Angesicht dieser Ergebnisse könnte vermutet werden, dass Kliniken vermehrt qualifiziertes Personal einsetzen. Eine zusätzliche Umfrage Burgers unter 60 orthopädischen Fachkliniken ergab jedoch, dass dort nur 19 Prozent der Kodierungen durch Fachkräfte durchgeführt wurden; in 69 Prozent erfassten die behandelnden Ärzte die DRG-Daten. In den anderen Fällen teilten sie sich die Arbeit. Mehr als 60 Prozent der Teilnehmer waren mit der gegenwärtigen Kodierung zufrieden. Dabei lag der Mittelwert an abgerechneten DRG-Kasuistiken mit 1.277 Euro pro Fall noch unter dem errechneten Erlös der Pilotstudie.

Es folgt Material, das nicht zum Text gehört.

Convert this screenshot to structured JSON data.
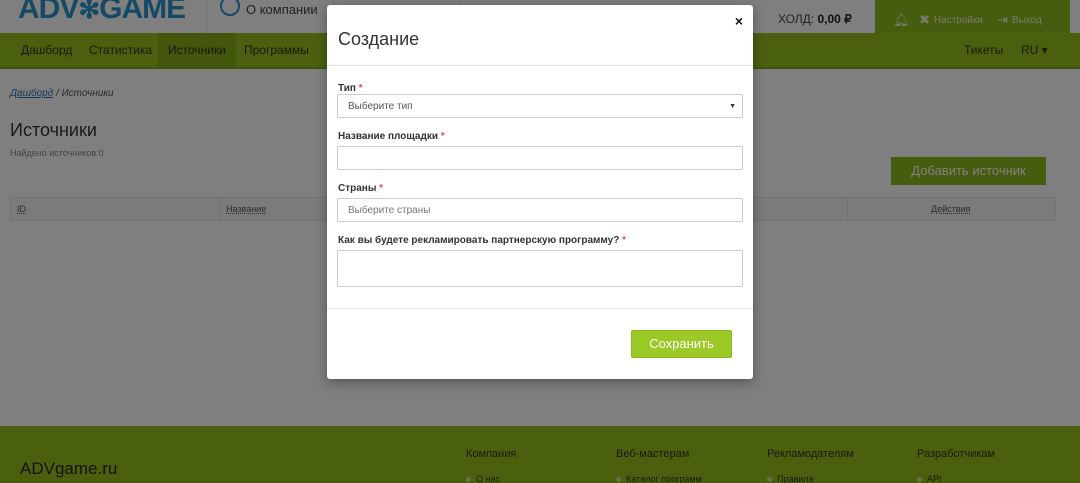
{
  "topbar": {
    "logo_left": "ADV",
    "logo_right": "GAME",
    "about_label": "О компании",
    "hold_label": "ХОЛД:",
    "hold_value": "0,00 ₽",
    "settings_label": "Настройки",
    "logout_label": "Выход"
  },
  "nav": {
    "items": [
      "Дашборд",
      "Статистика",
      "Источники",
      "Программы"
    ],
    "tickets": "Тикеты",
    "lang": "RU ▾"
  },
  "page": {
    "crumb_home": "Дашборд",
    "crumb_current": "Источники",
    "title": "Источники",
    "found": "Найдено источников:0",
    "add_button": "Добавить источник",
    "columns": {
      "id": "ID",
      "name": "Название",
      "actions": "Действия"
    }
  },
  "footer": {
    "brand": "ADVgame.ru",
    "columns": [
      "Компания",
      "Веб-мастерам",
      "Рекламодателям",
      "Разработчикам"
    ],
    "links": [
      "О нас",
      "Каталог программ",
      "Правила",
      "API"
    ]
  },
  "modal": {
    "title": "Создание",
    "close": "×",
    "type_label": "Тип",
    "type_placeholder": "Выберите тип",
    "site_label": "Название площадки",
    "countries_label": "Страны",
    "countries_placeholder": "Выберите страны",
    "promo_label": "Как вы будете рекламировать партнерскую программу?",
    "required_mark": "*",
    "save_button": "Сохранить"
  }
}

Burger rät den Kliniken daher dringend, ihre Zurückhaltung gegenüber der Beschäf­tigung von Kodierfachkräften zu überdenken, da sie sonst ihre Wirt­schaftlichkeit gefährden würden. Gleichzeitig weist er darauf hin, dass eine „Steigerung um die in der Studie erarbeiteten 33,2 Prozent die Versicherungen nur tragen wollen und können würden, wenn sie die höheren Kosten an die Versicherten weiterreichen könnten.“ Denn bereits im Jahr 2009 beanspruchten die Gesamtausgaben deutscher Kliniken mit 67,2 Milliarden Euro einem Drittel des Gesamtbudgets des deutschen Gesundheitswesens.